On disk, geometry tends to be stored for fast loading or, for big games, high entropy.
In memory, level data is usually stored in a GPU-friendly format (so it's often split into index and vertex buffers) with considerations for physics, which often involves storing an extra instance of simplified geometry.

Typically, a high-level abstraction format is employed to store levels on disk. For example, every static entity (e.g. tree, wall segment, chimney) may be stored as a mesh, with common static collections of these entities stored as an array of these primitives (e.g. house <-> a roof at position X, chimney at Y, four walls at Z1, Z12, Z3 Z4). A patch of level might then consist of a heightmap with arrays of such collections. Continuing in this way, we build up a level, by recycling in a way so that there is very little duplication. This means we can fit the game on smaller media and that it takes less time to haul it into memory at load-time, by keeping the CPU busy and the drive heads not.

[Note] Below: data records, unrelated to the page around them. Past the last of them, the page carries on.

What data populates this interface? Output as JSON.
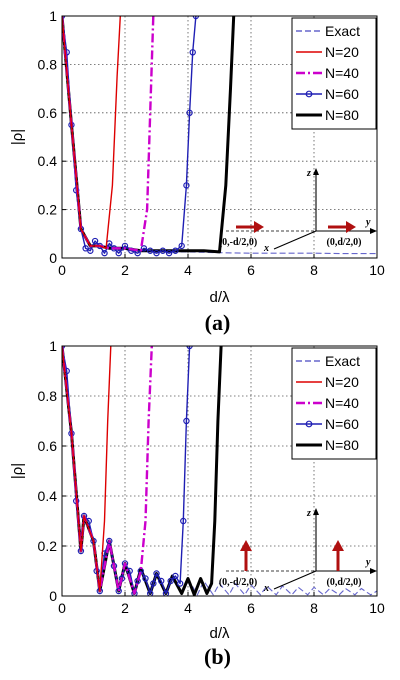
{
  "chart_data": [
    {
      "type": "line",
      "sublabel": "(a)",
      "xlabel": "d/λ",
      "ylabel": "|ρ|",
      "xlim": [
        0,
        10
      ],
      "ylim": [
        0,
        1
      ],
      "xticks": [
        "0",
        "2",
        "4",
        "6",
        "8",
        "10"
      ],
      "yticks": [
        "0",
        "0.2",
        "0.4",
        "0.6",
        "0.8",
        "1"
      ],
      "grid": true,
      "legend_position": "top-right",
      "inset": {
        "left_point": "(0,-d/2,0)",
        "right_point": "(0,d/2,0)",
        "axis_x": "x",
        "axis_y": "y",
        "axis_z": "z",
        "dipole_orientation": "along y (horizontal arrows)"
      },
      "series": [
        {
          "name": "Exact",
          "color": "#6666cc",
          "style": "dashed",
          "x": [
            0,
            0.3,
            0.6,
            0.9,
            1.2,
            1.5,
            2,
            2.5,
            3,
            3.5,
            4,
            5,
            6,
            7,
            8,
            9,
            10
          ],
          "y": [
            1,
            0.55,
            0.12,
            0.05,
            0.05,
            0.04,
            0.03,
            0.03,
            0.03,
            0.025,
            0.025,
            0.022,
            0.02,
            0.02,
            0.02,
            0.018,
            0.018
          ]
        },
        {
          "name": "N=20",
          "color": "#dd0000",
          "style": "solid",
          "x": [
            0,
            0.3,
            0.6,
            0.9,
            1.2,
            1.4,
            1.6,
            1.75,
            1.85
          ],
          "y": [
            1,
            0.55,
            0.12,
            0.05,
            0.05,
            0.04,
            0.3,
            0.75,
            1
          ]
        },
        {
          "name": "N=40",
          "color": "#cc00cc",
          "style": "dashdot",
          "x": [
            0,
            0.3,
            0.6,
            0.9,
            1.2,
            1.5,
            2,
            2.5,
            2.7,
            2.8,
            2.9
          ],
          "y": [
            1,
            0.55,
            0.12,
            0.05,
            0.05,
            0.04,
            0.04,
            0.03,
            0.2,
            0.6,
            1
          ]
        },
        {
          "name": "N=60",
          "color": "#1f1fb4",
          "style": "solid-circles",
          "x": [
            0,
            0.15,
            0.3,
            0.45,
            0.6,
            0.75,
            0.9,
            1.05,
            1.2,
            1.35,
            1.5,
            1.65,
            1.8,
            2,
            2.2,
            2.4,
            2.6,
            2.8,
            3,
            3.2,
            3.4,
            3.6,
            3.8,
            3.95,
            4.05,
            4.15,
            4.25
          ],
          "y": [
            1,
            0.85,
            0.55,
            0.28,
            0.12,
            0.04,
            0.03,
            0.07,
            0.05,
            0.02,
            0.06,
            0.04,
            0.02,
            0.05,
            0.03,
            0.02,
            0.04,
            0.03,
            0.02,
            0.03,
            0.02,
            0.03,
            0.05,
            0.3,
            0.6,
            0.85,
            1
          ]
        },
        {
          "name": "N=80",
          "color": "#000000",
          "style": "thick-solid",
          "x": [
            0,
            0.3,
            0.6,
            0.9,
            1.2,
            1.5,
            2,
            2.5,
            3,
            3.5,
            4,
            4.5,
            5,
            5.2,
            5.35,
            5.45
          ],
          "y": [
            1,
            0.55,
            0.12,
            0.05,
            0.05,
            0.04,
            0.04,
            0.03,
            0.03,
            0.03,
            0.03,
            0.03,
            0.025,
            0.3,
            0.7,
            1
          ]
        }
      ]
    },
    {
      "type": "line",
      "sublabel": "(b)",
      "xlabel": "d/λ",
      "ylabel": "|ρ|",
      "xlim": [
        0,
        10
      ],
      "ylim": [
        0,
        1
      ],
      "xticks": [
        "0",
        "2",
        "4",
        "6",
        "8",
        "10"
      ],
      "yticks": [
        "0",
        "0.2",
        "0.4",
        "0.6",
        "0.8",
        "1"
      ],
      "grid": true,
      "legend_position": "top-right",
      "inset": {
        "left_point": "(0,-d/2,0)",
        "right_point": "(0,d/2,0)",
        "axis_x": "x",
        "axis_y": "y",
        "axis_z": "z",
        "dipole_orientation": "along z (vertical arrows)"
      },
      "series": [
        {
          "name": "Exact",
          "color": "#6666cc",
          "style": "dashed",
          "x": [
            0,
            0.3,
            0.6,
            0.7,
            1,
            1.2,
            1.5,
            1.8,
            2,
            2.3,
            2.5,
            2.8,
            3,
            3.3,
            3.5,
            3.8,
            4,
            4.3,
            4.5,
            4.8,
            5,
            5.3,
            5.5,
            5.8,
            6,
            6.3,
            6.5,
            6.8,
            7,
            7.3,
            7.5,
            7.8,
            8,
            8.3,
            8.5,
            8.8,
            9,
            9.3,
            9.5,
            9.8,
            10
          ],
          "y": [
            1,
            0.65,
            0.18,
            0.32,
            0.22,
            0.02,
            0.22,
            0.02,
            0.13,
            0.01,
            0.11,
            0.01,
            0.09,
            0.01,
            0.08,
            0.01,
            0.07,
            0.005,
            0.06,
            0.005,
            0.05,
            0.005,
            0.05,
            0.005,
            0.045,
            0.005,
            0.04,
            0.005,
            0.04,
            0.005,
            0.035,
            0.005,
            0.035,
            0.005,
            0.03,
            0.005,
            0.03,
            0.005,
            0.03,
            0.005,
            0.02
          ]
        },
        {
          "name": "N=20",
          "color": "#dd0000",
          "style": "solid",
          "x": [
            0,
            0.3,
            0.6,
            0.7,
            1,
            1.2,
            1.35,
            1.45,
            1.55
          ],
          "y": [
            1,
            0.65,
            0.18,
            0.32,
            0.22,
            0.02,
            0.3,
            0.7,
            1
          ]
        },
        {
          "name": "N=40",
          "color": "#cc00cc",
          "style": "dashdot",
          "x": [
            0,
            0.3,
            0.6,
            0.7,
            1,
            1.2,
            1.5,
            1.8,
            2,
            2.3,
            2.5,
            2.65,
            2.75,
            2.85
          ],
          "y": [
            1,
            0.65,
            0.18,
            0.32,
            0.22,
            0.02,
            0.22,
            0.02,
            0.13,
            0.01,
            0.1,
            0.3,
            0.7,
            1
          ]
        },
        {
          "name": "N=60",
          "color": "#1f1fb4",
          "style": "solid-circles",
          "x": [
            0,
            0.15,
            0.3,
            0.45,
            0.6,
            0.7,
            0.85,
            1,
            1.1,
            1.2,
            1.35,
            1.5,
            1.65,
            1.8,
            1.9,
            2,
            2.15,
            2.3,
            2.4,
            2.5,
            2.65,
            2.8,
            2.9,
            3,
            3.15,
            3.3,
            3.45,
            3.6,
            3.75,
            3.85,
            3.95,
            4.05
          ],
          "y": [
            1,
            0.9,
            0.65,
            0.38,
            0.18,
            0.32,
            0.3,
            0.22,
            0.1,
            0.02,
            0.17,
            0.22,
            0.12,
            0.02,
            0.07,
            0.13,
            0.1,
            0.01,
            0.06,
            0.1,
            0.07,
            0.01,
            0.05,
            0.09,
            0.06,
            0.01,
            0.06,
            0.08,
            0.05,
            0.3,
            0.7,
            1
          ]
        },
        {
          "name": "N=80",
          "color": "#000000",
          "style": "thick-solid",
          "x": [
            0,
            0.3,
            0.6,
            0.7,
            1,
            1.2,
            1.5,
            1.8,
            2,
            2.3,
            2.5,
            2.8,
            3,
            3.3,
            3.5,
            3.8,
            4,
            4.2,
            4.4,
            4.6,
            4.75,
            4.85,
            4.95,
            5.05
          ],
          "y": [
            1,
            0.65,
            0.18,
            0.32,
            0.22,
            0.02,
            0.22,
            0.02,
            0.13,
            0.01,
            0.11,
            0.01,
            0.09,
            0.01,
            0.08,
            0.01,
            0.07,
            0.005,
            0.07,
            0.01,
            0.05,
            0.3,
            0.7,
            1
          ]
        }
      ]
    }
  ]
}
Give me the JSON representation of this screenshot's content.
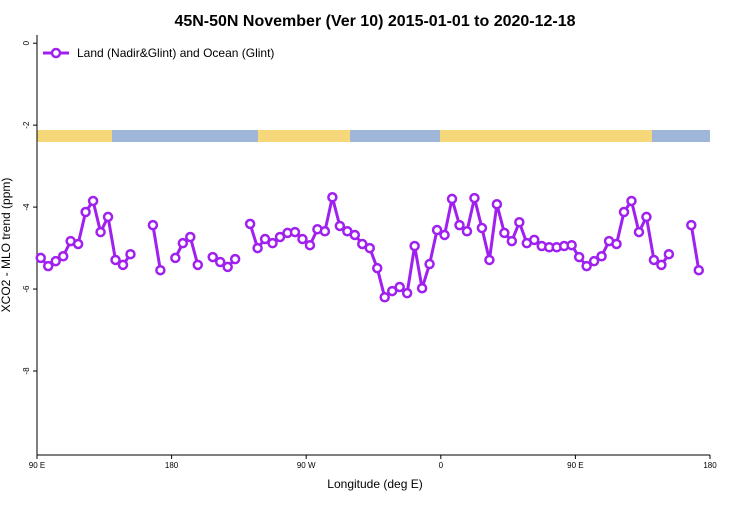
{
  "chart_data": {
    "type": "line",
    "title": "45N-50N November (Ver 10)   2015-01-01 to 2020-12-18",
    "x_label": "Longitude (deg E)",
    "y_label": "XCO2 - MLO trend (ppm)",
    "legend": "top-left",
    "xlim": [
      90,
      540
    ],
    "xticks": [
      {
        "value": 90,
        "label": "90 E"
      },
      {
        "value": 180,
        "label": "180"
      },
      {
        "value": 270,
        "label": "90 W"
      },
      {
        "value": 360,
        "label": "0"
      },
      {
        "value": 450,
        "label": "90 E"
      },
      {
        "value": 540,
        "label": "180"
      }
    ],
    "ylim": [
      -10.05,
      0.2
    ],
    "yticks": [
      0,
      -2,
      -4,
      -6,
      -8
    ],
    "x": [
      92.5,
      97.5,
      102.5,
      107.5,
      112.5,
      117.5,
      122.5,
      127.5,
      132.5,
      137.5,
      142.5,
      147.5,
      152.5,
      157.5,
      162.5,
      167.5,
      172.5,
      177.5,
      182.5,
      187.5,
      192.5,
      197.5,
      202.5,
      207.5,
      212.5,
      217.5,
      222.5,
      227.5,
      232.5,
      237.5,
      242.5,
      247.5,
      252.5,
      257.5,
      262.5,
      267.5,
      272.5,
      277.5,
      282.5,
      287.5,
      292.5,
      297.5,
      302.5,
      307.5,
      312.5,
      317.5,
      322.5,
      327.5,
      332.5,
      337.5,
      342.5,
      347.5,
      352.5,
      357.5,
      362.5,
      367.5,
      372.5,
      377.5,
      382.5,
      387.5,
      392.5,
      397.5,
      402.5,
      407.5,
      412.5,
      417.5,
      422.5,
      427.5,
      432.5,
      437.5,
      442.5,
      447.5,
      452.5,
      457.5,
      462.5,
      467.5,
      472.5,
      477.5,
      482.5,
      487.5,
      492.5,
      497.5,
      502.5,
      507.5,
      512.5,
      517.5,
      522.5,
      527.5,
      532.5
    ],
    "series": [
      {
        "name": "Land (Nadir&Glint) and Ocean (Glint)",
        "color": "#a020f0",
        "values": [
          -5.24,
          -5.44,
          -5.32,
          -5.2,
          -4.83,
          -4.9,
          -4.12,
          -3.85,
          -4.61,
          -4.24,
          -5.29,
          -5.41,
          -5.15,
          null,
          null,
          -4.44,
          -5.54,
          null,
          -5.24,
          -4.88,
          -4.73,
          -5.41,
          null,
          -5.22,
          -5.34,
          -5.46,
          -5.27,
          null,
          -4.41,
          -5.0,
          -4.78,
          -4.88,
          -4.73,
          -4.63,
          -4.61,
          -4.78,
          -4.93,
          -4.54,
          -4.59,
          -3.76,
          -4.46,
          -4.59,
          -4.68,
          -4.9,
          -5.0,
          -5.49,
          -6.2,
          -6.05,
          -5.95,
          -6.1,
          -4.95,
          -5.98,
          -5.39,
          -4.56,
          -4.68,
          -3.8,
          -4.44,
          -4.59,
          -3.78,
          -4.51,
          -5.29,
          -3.93,
          -4.63,
          -4.83,
          -4.37,
          -4.88,
          -4.8,
          -4.95,
          -4.98,
          -4.98,
          -4.95,
          -4.93,
          -5.22,
          -5.44,
          -5.32,
          -5.2,
          -4.83,
          -4.9,
          -4.12,
          -3.85,
          -4.61,
          -4.24,
          -5.29,
          -5.41,
          -5.15,
          null,
          null,
          -4.44,
          -5.54
        ]
      }
    ]
  }
}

When the data does get loaded, it is the job of the loading routine to expand the chunks in a recursive manner so that the entire level is finally made of buffers of vertices, so that we can simply point the GPU at some subset and have the whole thing render for us. Naturally, the entire level's geometry is far larger than the compressed form on disk, and it probably won't all fit in memory at once. This is where the engine is required to algorithmically page and evict level data, so that everything in visible range is present at any given time, with little enough superfluous data to prevent VRAM thrashing. Implementing this successfully is something of an art and it can make or break the feel and performance of the game.

While memory constraints are fairly rigid on disk and in the pipeline, RAM tends to be abundant and so it is commonplace to sacrifice some system memory to ease the load on the CPU. By this, I mean a game will often store a simplified copy of the level geometry so that collision detection has a smaller working set, for example. Also, a game will often partition its geometry into some structure, often a recursive one such as an octree, quadtree or binary-tree so that inter-entity tests need can be made local rather than global. This reduces the CPU's working set, allowing for a higher frame rate, in general.

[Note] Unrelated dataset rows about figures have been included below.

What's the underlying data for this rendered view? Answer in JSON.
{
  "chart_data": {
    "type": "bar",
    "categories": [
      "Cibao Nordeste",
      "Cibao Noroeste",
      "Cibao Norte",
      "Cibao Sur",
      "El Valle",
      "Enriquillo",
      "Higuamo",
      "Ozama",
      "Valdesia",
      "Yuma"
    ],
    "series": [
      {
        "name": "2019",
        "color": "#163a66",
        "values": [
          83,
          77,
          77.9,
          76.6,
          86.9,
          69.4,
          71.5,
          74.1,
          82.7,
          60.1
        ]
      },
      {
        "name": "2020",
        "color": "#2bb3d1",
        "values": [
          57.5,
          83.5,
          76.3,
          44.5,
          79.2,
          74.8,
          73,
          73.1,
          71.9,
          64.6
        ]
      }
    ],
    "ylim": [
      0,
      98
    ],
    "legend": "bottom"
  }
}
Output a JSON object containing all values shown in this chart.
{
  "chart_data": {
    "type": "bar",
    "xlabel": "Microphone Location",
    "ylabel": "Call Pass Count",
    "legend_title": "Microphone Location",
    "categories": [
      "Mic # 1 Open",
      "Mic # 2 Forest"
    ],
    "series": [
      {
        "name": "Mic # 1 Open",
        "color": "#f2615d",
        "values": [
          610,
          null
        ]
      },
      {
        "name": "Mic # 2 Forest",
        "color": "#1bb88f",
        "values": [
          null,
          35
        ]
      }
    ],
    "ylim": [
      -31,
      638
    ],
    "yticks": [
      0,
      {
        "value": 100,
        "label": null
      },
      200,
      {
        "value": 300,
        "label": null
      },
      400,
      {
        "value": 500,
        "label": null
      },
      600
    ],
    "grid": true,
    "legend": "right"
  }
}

Another boon of spatial partitioning is that it can ease the GPU's workload. By splitting space into chunks, if we can quickly determine if a chunk is visible or not, it becomes possible to trade in a little CPU time for a lot of GPU time.

The general term for a data structure responsible for partitioning of game entities, for performance purposes, is a scene graph.

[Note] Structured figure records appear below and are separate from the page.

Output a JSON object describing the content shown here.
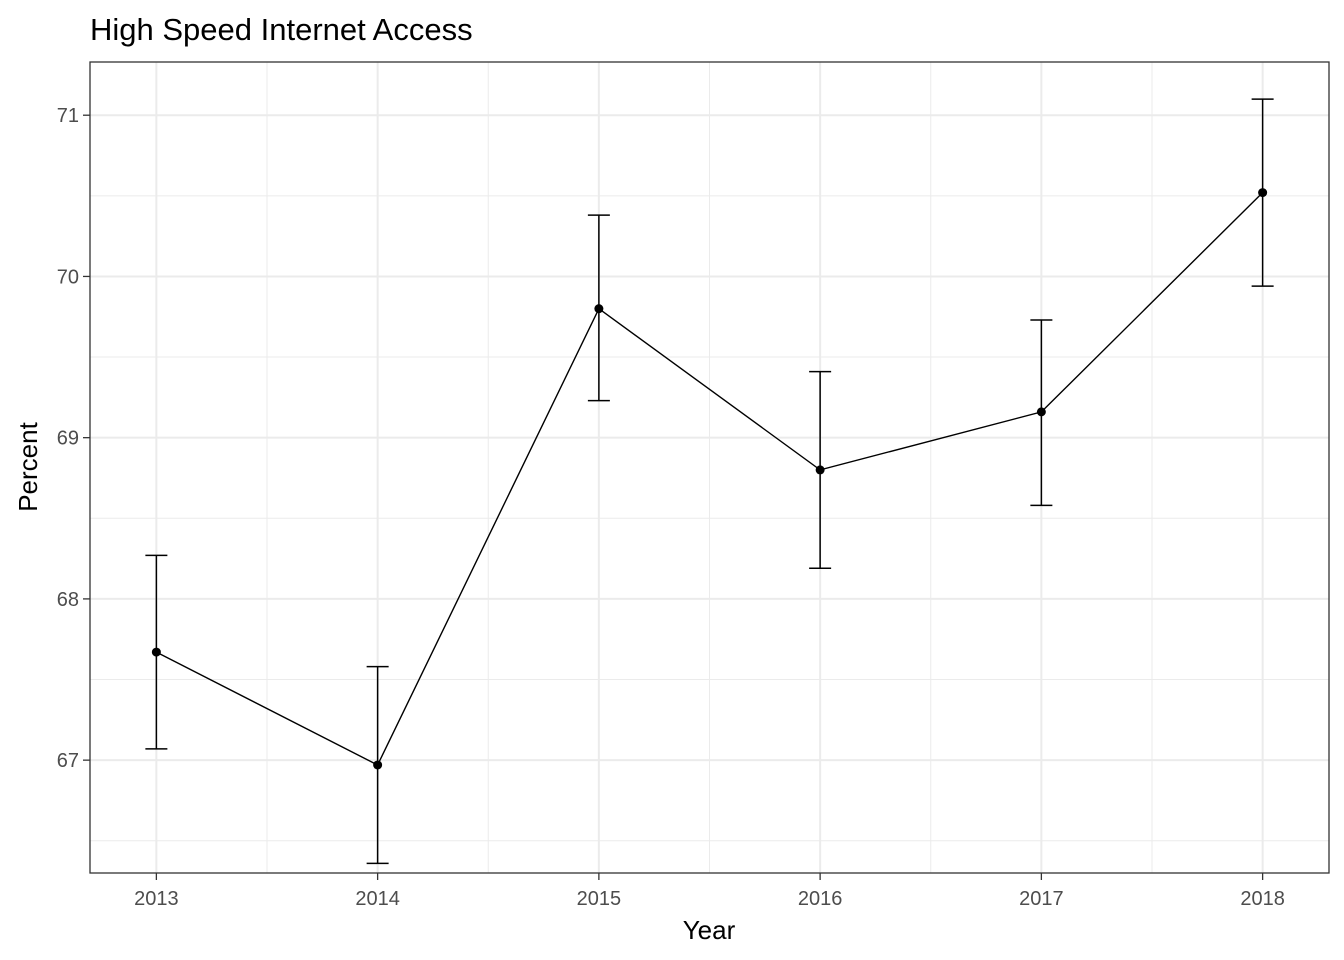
{
  "chart_data": {
    "type": "line",
    "title": "High Speed Internet Access",
    "xlabel": "Year",
    "ylabel": "Percent",
    "x": [
      2013,
      2014,
      2015,
      2016,
      2017,
      2018
    ],
    "x_tick_labels": [
      "2013",
      "2014",
      "2015",
      "2016",
      "2017",
      "2018"
    ],
    "y_ticks": [
      67,
      68,
      69,
      70,
      71
    ],
    "y_tick_labels": [
      "67",
      "68",
      "69",
      "70",
      "71"
    ],
    "xlim": [
      2012.7,
      2018.3
    ],
    "ylim": [
      66.3,
      71.33
    ],
    "grid": true,
    "series": [
      {
        "values": [
          67.67,
          66.97,
          69.8,
          68.8,
          69.16,
          70.52
        ],
        "error_low": [
          67.07,
          66.36,
          69.23,
          68.19,
          68.58,
          69.94
        ],
        "error_high": [
          68.27,
          67.58,
          70.38,
          69.41,
          69.73,
          71.1
        ],
        "color": "#000000"
      }
    ]
  }
}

So we have a variety of mechanisms by which we shift the workload from one machine to another, effectively spreading out our resources to achieve maximum performance. Exactly which of these techniques are necessary is highly dependent on the style of the game, and is largely determined as the production phase develops: through frequent profiling, the developer can find out which of his resources are in the highest demand, and take measures to redistribute the workload.

So to answer your question, I'm afraid there is a lot to learn, and nobody here knows all of it. There are certain techniques that are vital to almost any 3D game (batching, spatial partitioning) and others that are far more specialised. I suggest you take a look at GameDev's articles section. Most of the important topics are described there.